How do you explain Machine Learning and Data Mining to non Computer Science people?

I’ll talk about one aspect/technique of machine learning/data mining.

Let me begin with an admittedly contrived situation. Suppose there are a bunch of tiny balls that are magically floating in a room. (Bear with me…) We’d like to know whether there’s any particular structure to the positions of the balls. For example, do the balls tend to cluster together in certain areas? Do the balls avoid certain spots? Are they evenly distributed everywhere?

However, the room is completely dark, so we can’t see anything. But we do have a flash camera that allows us to take pictures of the floating balls in the room.

So we take a photo, and it looks like this:

From this photo we’re not able to discern much structure, if there even is any, in the positions of the balls. The balls look more or less evenly distributed from this perspective. So we try moving laterally and taking another photo from that new vantage point.

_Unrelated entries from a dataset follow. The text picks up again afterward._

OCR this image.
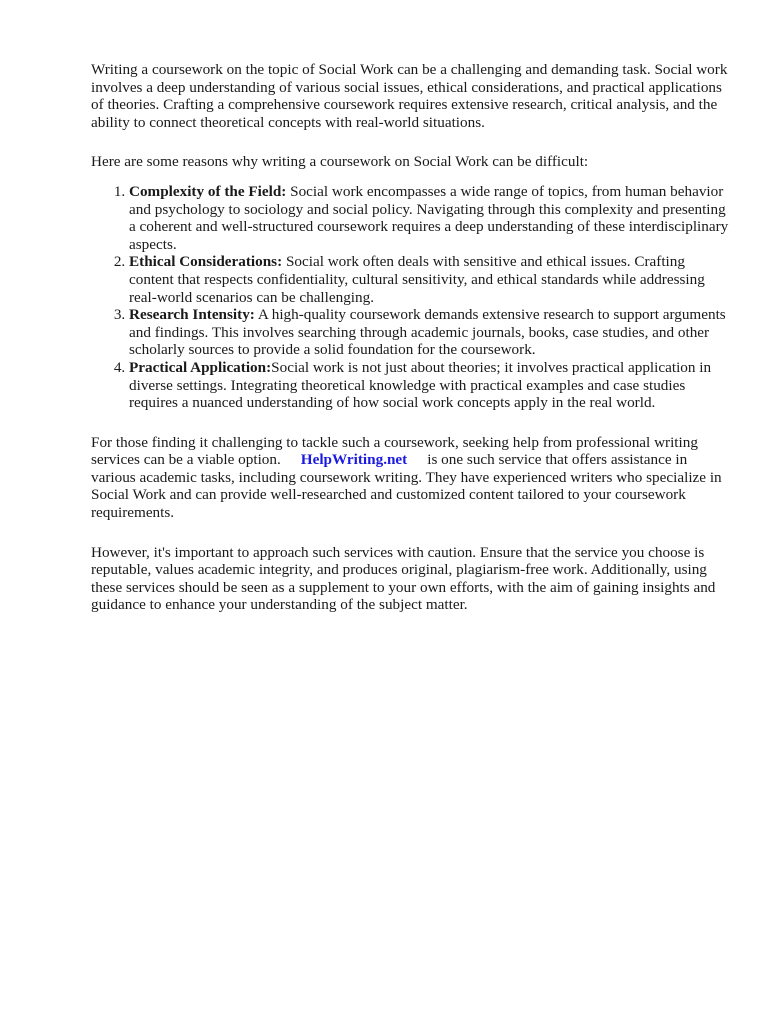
Writing a coursework on the topic of Social Work can be a challenging and demanding task. Social work involves a deep understanding of various social issues, ethical considerations, and practical applications of theories. Crafting a comprehensive coursework requires extensive research, critical analysis, and the ability to connect theoretical concepts with real-world situations.

Here are some reasons why writing a coursework on Social Work can be difficult:

1. Complexity of the Field: Social work encompasses a wide range of topics, from human behavior and psychology to sociology and social policy. Navigating through this complexity and presenting a coherent and well-structured coursework requires a deep understanding of these interdisciplinary aspects.
2. Ethical Considerations: Social work often deals with sensitive and ethical issues. Crafting content that respects confidentiality, cultural sensitivity, and ethical standards while addressing real-world scenarios can be challenging.
3. Research Intensity: A high-quality coursework demands extensive research to support arguments and findings. This involves searching through academic journals, books, case studies, and other scholarly sources to provide a solid foundation for the coursework.
4. Practical Application:Social work is not just about theories; it involves practical application in diverse settings. Integrating theoretical knowledge with practical examples and case studies requires a nuanced understanding of how social work concepts apply in the real world.

For those finding it challenging to tackle such a coursework, seeking help from professional writing services can be a viable option. HelpWriting.net is one such service that offers assistance in various academic tasks, including coursework writing. They have experienced writers who specialize in Social Work and can provide well-researched and customized content tailored to your coursework requirements.

However, it's important to approach such services with caution. Ensure that the service you choose is reputable, values academic integrity, and produces original, plagiarism-free work. Additionally, using these services should be seen as a supplement to your own efforts, with the aim of gaining insights and guidance to enhance your understanding of the subject matter.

The balls still look pretty much randomly distributed, with no particular patterns. Let’s try taking a photo from a higher angle.

Hmm, still nothing notable here. Okay, let’s try it one last time, lowering our perspective.

Ah-ha! We’ve just discovered something interesting: it looks like the balls are either located near the ground or near the ceiling of the room, and there are no balls that are located in between those two clusters. In order to discover this structure, we needed to take a photo of the room from a “good” angle. The structure could not have been discovered from the previous “bad” angles.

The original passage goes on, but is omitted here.